Secondo l’Organizzazione Mondiale della Sanità (Oms), oltre 1.300 persone sono decedute in Europa nell’ultima settimana a causa di ondate di caldo estremo. Questo fenomeno climatico ha interessato circa 150 milioni di cittadini europei, causando preoccupazione per le implicazioni sanitarie e socioeconomiche.
Le ondate di calore, già amplificate dai cambiamenti climatici, stanno mettendo a dura prova i sistemi sanitari, in particolare quelli delle nazioni meridionali e centrali del continente. I gruppi più vulnerabili, come anziani e persone con patologie preesistenti, risultano essere i più colpiti. L’Oms ha lanciato l’allerta sulla necessità di adottare misure preventive e strategie di mitigazione per far fronte a situazioni simili in futuro.

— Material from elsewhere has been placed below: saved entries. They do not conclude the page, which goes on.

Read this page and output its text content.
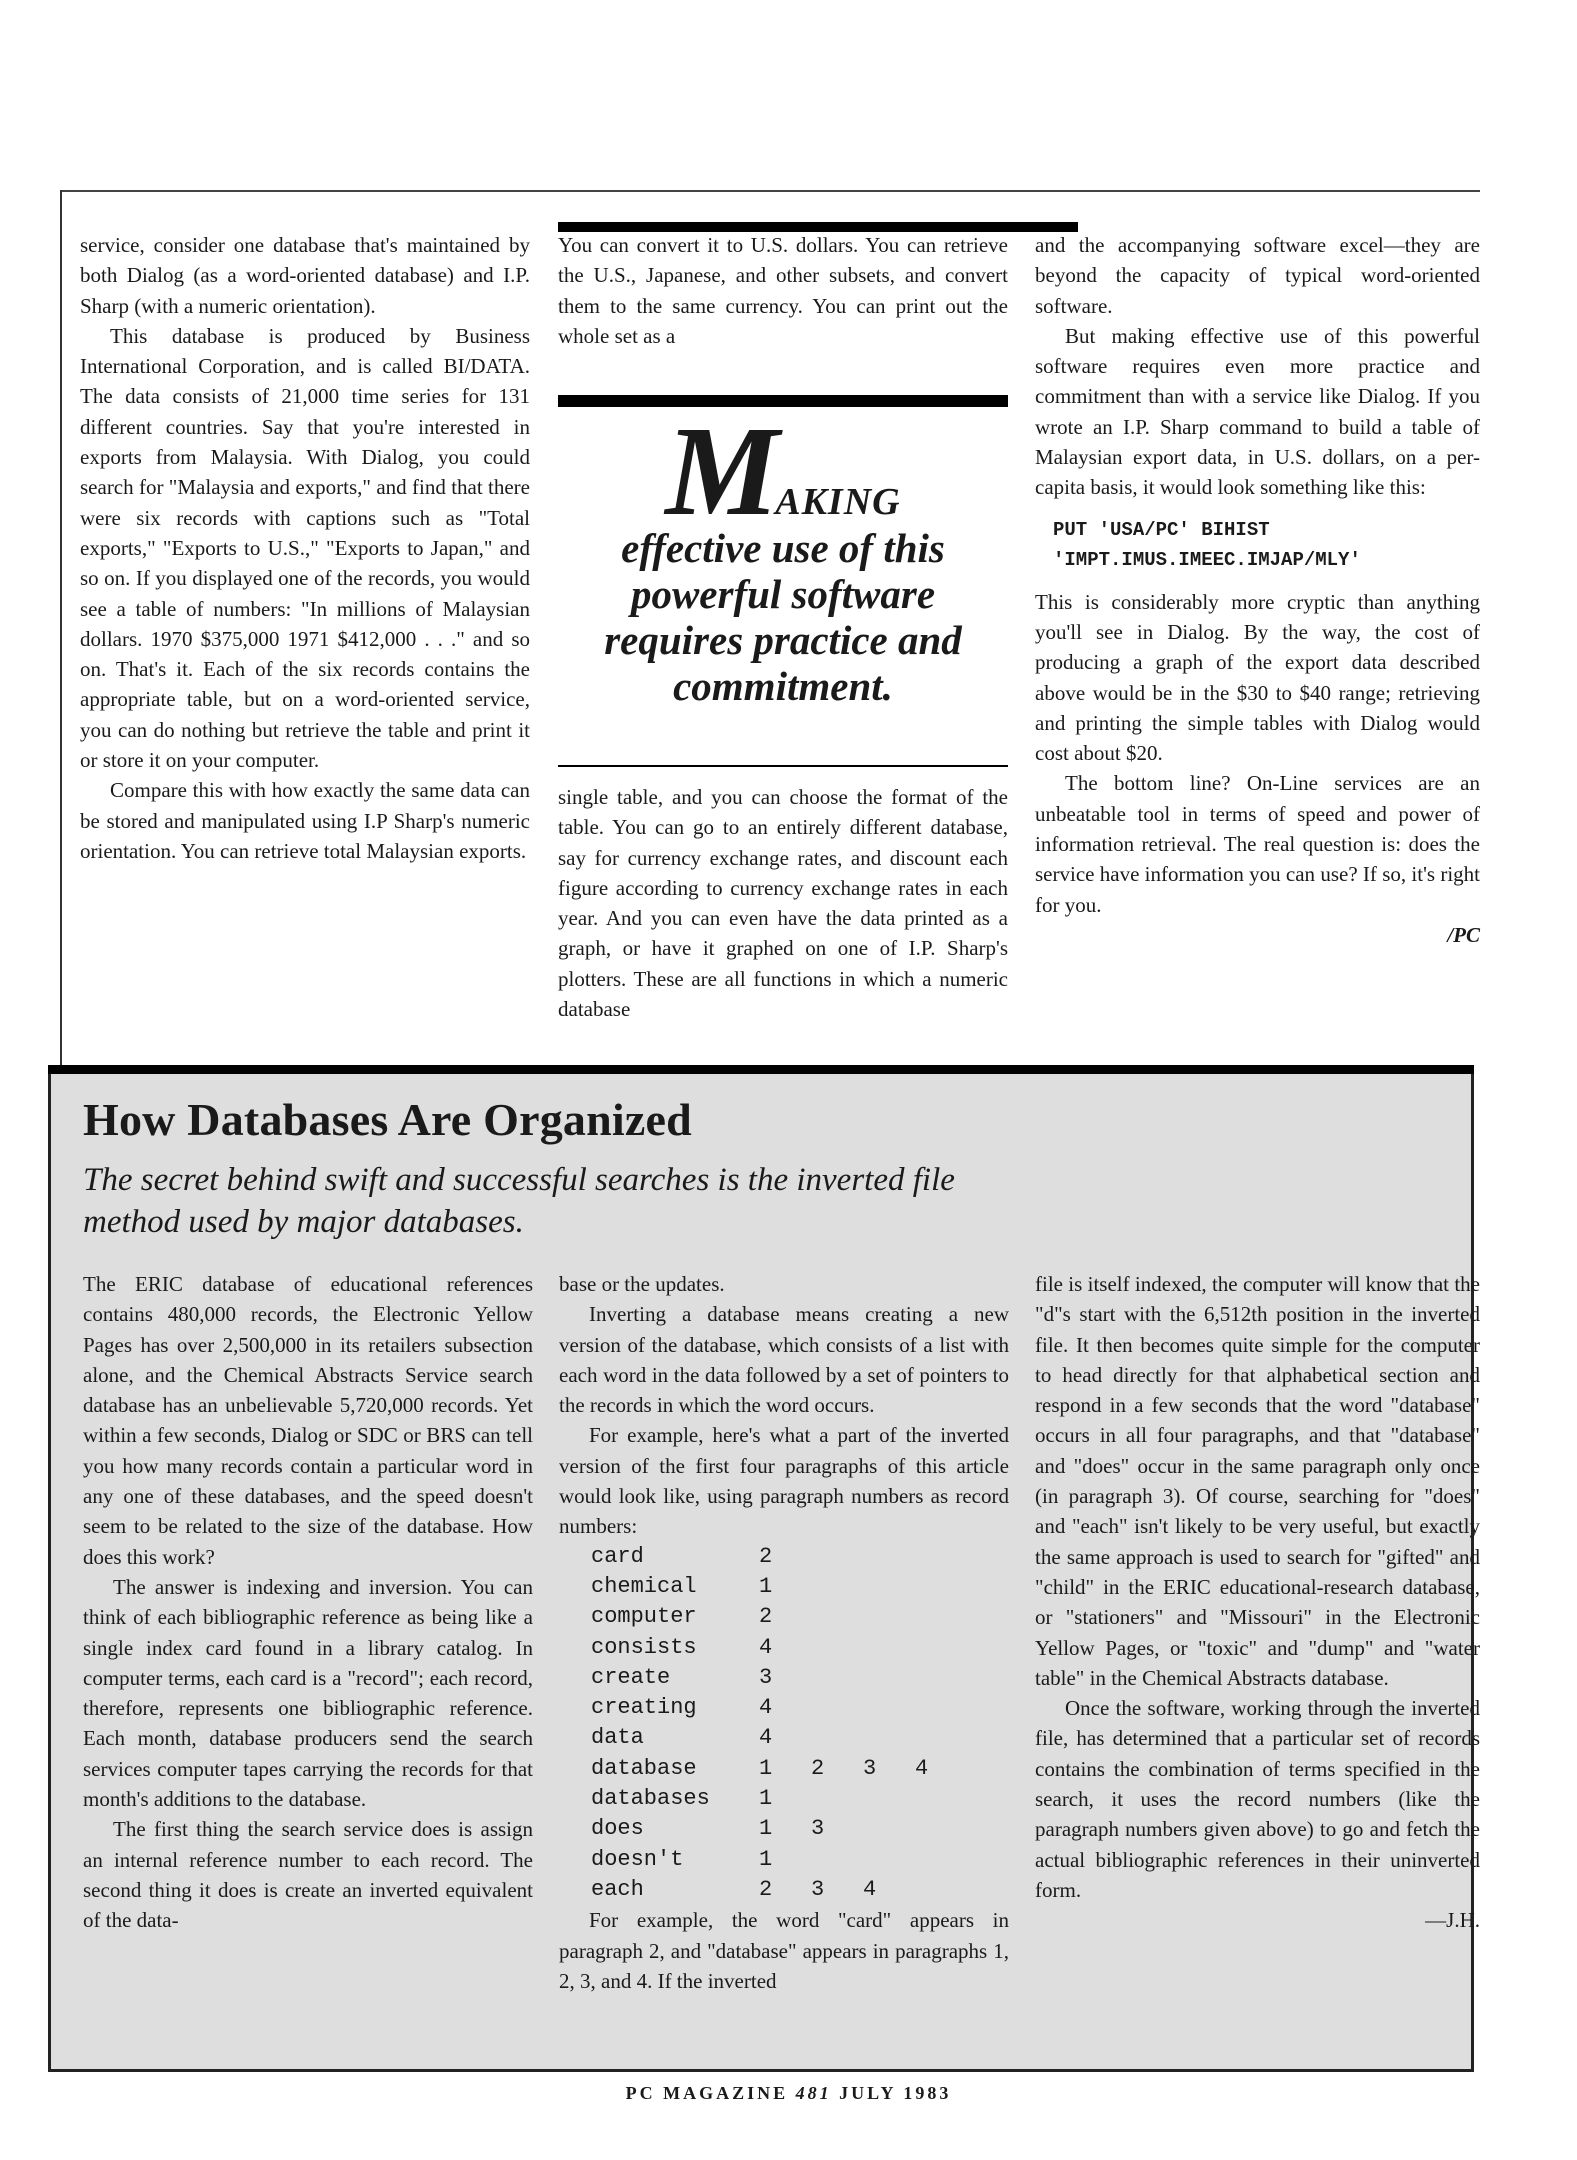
service, consider one database that's maintained by both Dialog (as a word-oriented database) and I.P. Sharp (with a numeric orientation).

This database is produced by Business International Corporation, and is called BI/DATA. The data consists of 21,000 time series for 131 different countries. Say that you're interested in exports from Malaysia. With Dialog, you could search for "Malaysia and exports," and find that there were six records with captions such as "Total exports," "Exports to U.S.," "Exports to Japan," and so on. If you displayed one of the records, you would see a table of numbers: "In millions of Malaysian dollars. 1970 $375,000 1971 $412,000 . . ." and so on. That's it. Each of the six records contains the appropriate table, but on a word-oriented service, you can do nothing but retrieve the table and print it or store it on your computer.

Compare this with how exactly the same data can be stored and manipulated using I.P Sharp's numeric orientation. You can retrieve total Malaysian exports.

You can convert it to U.S. dollars. You can retrieve the U.S., Japanese, and other subsets, and convert them to the same currency. You can print out the whole set as a

MAKING
effective use of this
powerful software
requires practice and
commitment.

single table, and you can choose the format of the table. You can go to an entirely different database, say for currency exchange rates, and discount each figure according to currency exchange rates in each year. And you can even have the data printed as a graph, or have it graphed on one of I.P. Sharp's plotters. These are all functions in which a numeric database

and the accompanying software excel—they are beyond the capacity of typical word-oriented software.

But making effective use of this powerful software requires even more practice and commitment than with a service like Dialog. If you wrote an I.P. Sharp command to build a table of Malaysian export data, in U.S. dollars, on a per-capita basis, it would look something like this:

PUT 'USA/PC' BIHIST 'IMPT.IMUS.IMEEC.IMJAP/MLY'

This is considerably more cryptic than anything you'll see in Dialog. By the way, the cost of producing a graph of the export data described above would be in the $30 to $40 range; retrieving and printing the simple tables with Dialog would cost about $20.

The bottom line? On-Line services are an unbeatable tool in terms of speed and power of information retrieval. The real question is: does the service have information you can use? If so, it's right for you.

/PC

How Databases Are Organized
The secret behind swift and successful searches is the inverted file method used by major databases.

The ERIC database of educational references contains 480,000 records, the Electronic Yellow Pages has over 2,500,000 in its retailers subsection alone, and the Chemical Abstracts Service search database has an unbelievable 5,720,000 records. Yet within a few seconds, Dialog or SDC or BRS can tell you how many records contain a particular word in any one of these databases, and the speed doesn't seem to be related to the size of the database. How does this work?

The answer is indexing and inversion. You can think of each bibliographic reference as being like a single index card found in a library catalog. In computer terms, each card is a "record"; each record, therefore, represents one bibliographic reference. Each month, database producers send the search services computer tapes carrying the records for that month's additions to the database.

The first thing the search service does is assign an internal reference number to each record. The second thing it does is create an inverted equivalent of the data-

base or the updates.

Inverting a database means creating a new version of the database, which consists of a list with each word in the data followed by a set of pointers to the records in which the word occurs.

For example, here's what a part of the inverted version of the first four paragraphs of this article would look like, using paragraph numbers as record numbers:

card	2			
chemical	1			
computer	2			
consists	4			
create	3			
creating	4			
data	4			
database	1	2	3	4
databases	1			
does	1	3		
doesn't	1			
each	2	3	4	

For example, the word "card" appears in paragraph 2, and "database" appears in paragraphs 1, 2, 3, and 4. If the inverted

file is itself indexed, the computer will know that the "d"s start with the 6,512th position in the inverted file. It then becomes quite simple for the computer to head directly for that alphabetical section and respond in a few seconds that the word "database" occurs in all four paragraphs, and that "database" and "does" occur in the same paragraph only once (in paragraph 3). Of course, searching for "does" and "each" isn't likely to be very useful, but exactly the same approach is used to search for "gifted" and "child" in the ERIC educational-research database, or "stationers" and "Missouri" in the Electronic Yellow Pages, or "toxic" and "dump" and "water table" in the Chemical Abstracts database.

Once the software, working through the inverted file, has determined that a particular set of records contains the combination of terms specified in the search, it uses the record numbers (like the paragraph numbers given above) to go and fetch the actual bibliographic references in their uninverted form.

—J.H.

PC MAGAZINE 481 JULY 1983
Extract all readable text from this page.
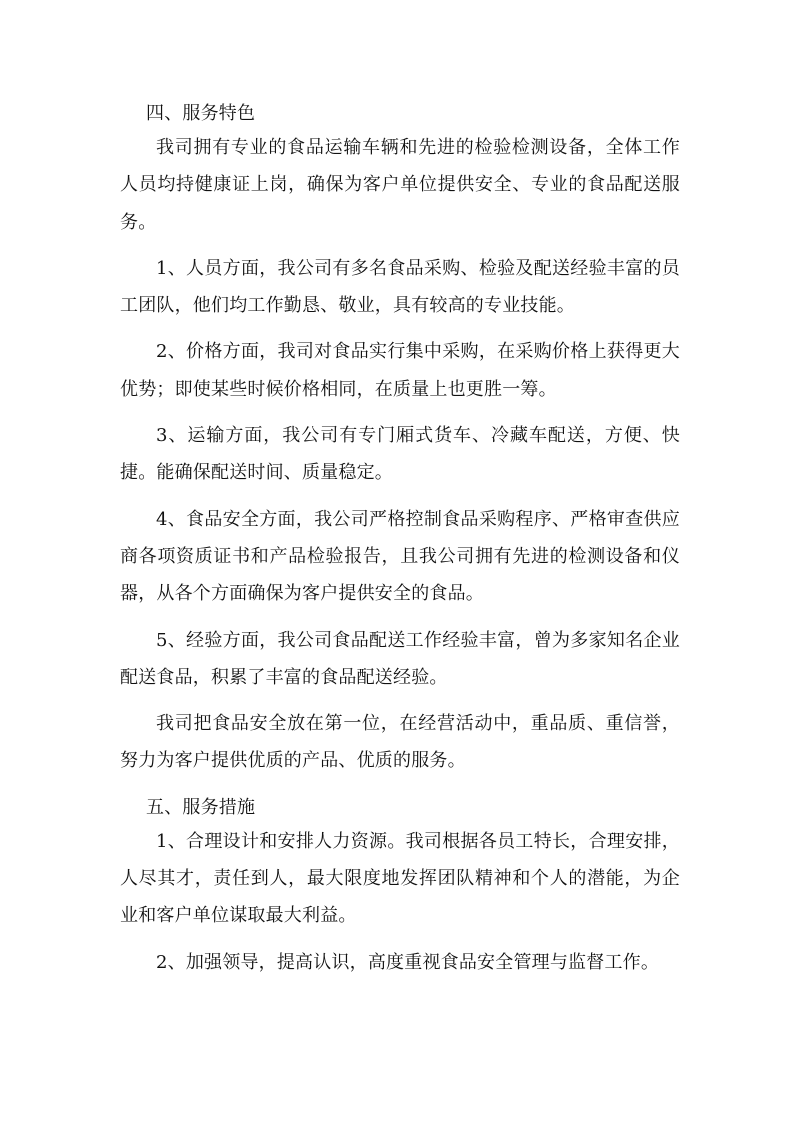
四、服务特色

我司拥有专业的食品运输车辆和先进的检验检测设备，全体工作人员均持健康证上岗，确保为客户单位提供安全、专业的食品配送服务。

1、人员方面，我公司有多名食品采购、检验及配送经验丰富的员工团队，他们均工作勤恳、敬业，具有较高的专业技能。

2、价格方面，我司对食品实行集中采购，在采购价格上获得更大优势；即使某些时候价格相同，在质量上也更胜一筹。

3、运输方面，我公司有专门厢式货车、冷藏车配送，方便、快捷。能确保配送时间、质量稳定。

4、食品安全方面，我公司严格控制食品采购程序、严格审查供应商各项资质证书和产品检验报告，且我公司拥有先进的检测设备和仪器，从各个方面确保为客户提供安全的食品。

5、经验方面，我公司食品配送工作经验丰富，曾为多家知名企业配送食品，积累了丰富的食品配送经验。

我司把食品安全放在第一位，在经营活动中，重品质、重信誉，努力为客户提供优质的产品、优质的服务。

五、服务措施

1、合理设计和安排人力资源。我司根据各员工特长，合理安排，人尽其才，责任到人，最大限度地发挥团队精神和个人的潜能，为企业和客户单位谋取最大利益。

2、加强领导，提高认识，高度重视食品安全管理与监督工作。
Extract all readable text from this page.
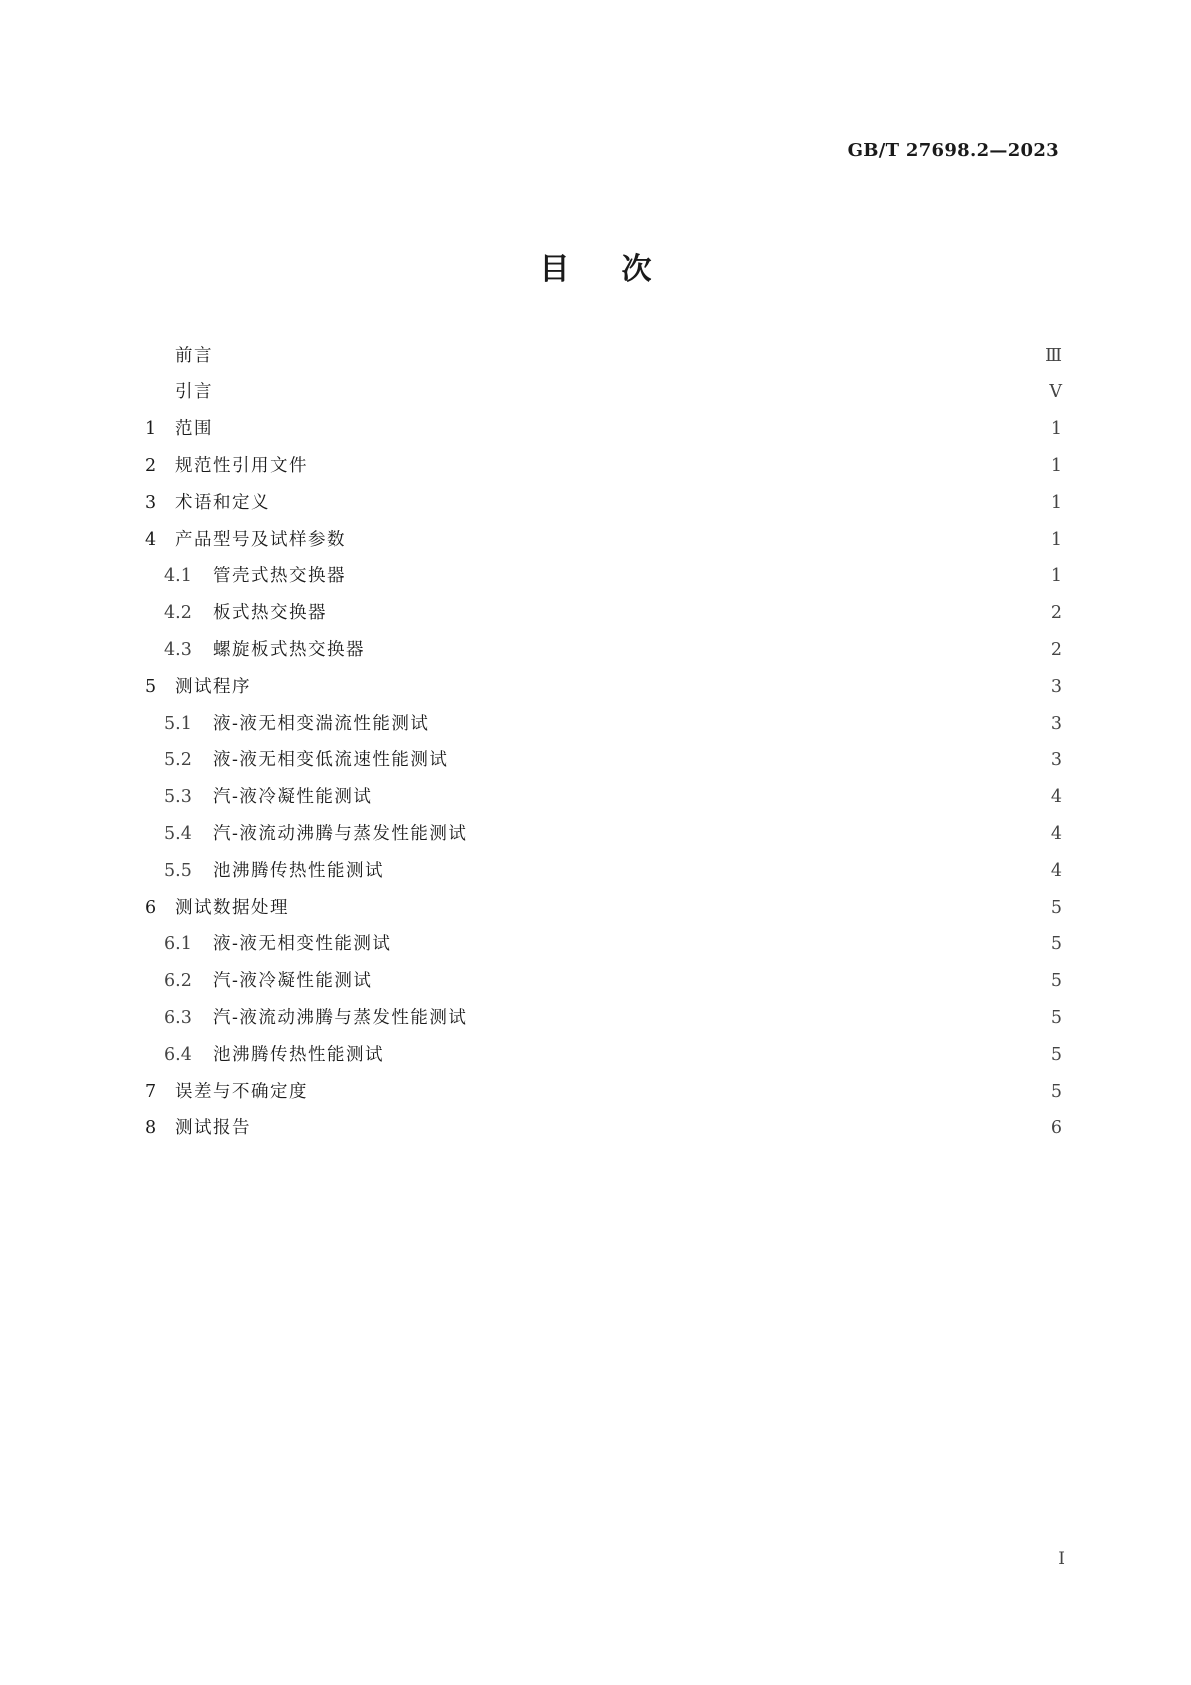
GB/T 27698.2—2023

目次
前言	Ⅲ
引言	Ⅴ
1	范围	1
2	规范性引用文件	1
3	术语和定义	1
4	产品型号及试样参数	1
4.1	管壳式热交换器	1
4.2	板式热交换器	2
4.3	螺旋板式热交换器	2
5	测试程序	3
5.1	液-液无相变湍流性能测试	3
5.2	液-液无相变低流速性能测试	3
5.3	汽-液冷凝性能测试	4
5.4	汽-液流动沸腾与蒸发性能测试	4
5.5	池沸腾传热性能测试	4
6	测试数据处理	5
6.1	液-液无相变性能测试	5
6.2	汽-液冷凝性能测试	5
6.3	汽-液流动沸腾与蒸发性能测试	5
6.4	池沸腾传热性能测试	5
7	误差与不确定度	5
8	测试报告	6

Ⅰ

Questa emergenza sanitaria solleva interrogativi sulle politiche ambientali attuate nei singoli Stati e sull’efficacia dei piani di crisi varati per proteggere la popolazione da eventi climatici estremi. L’assenza di linee guida chiare e di una preparazione adeguata rende sempre più urgente la necessità di un approccio coordinato a livello europeo.
Mentre i governi si affrettano a rispondere a questa crisi, rimane da verificare se le misure adottate siano sufficienti per affrontare un futuro segnato da eventi climatici sempre più intensi e frequenti.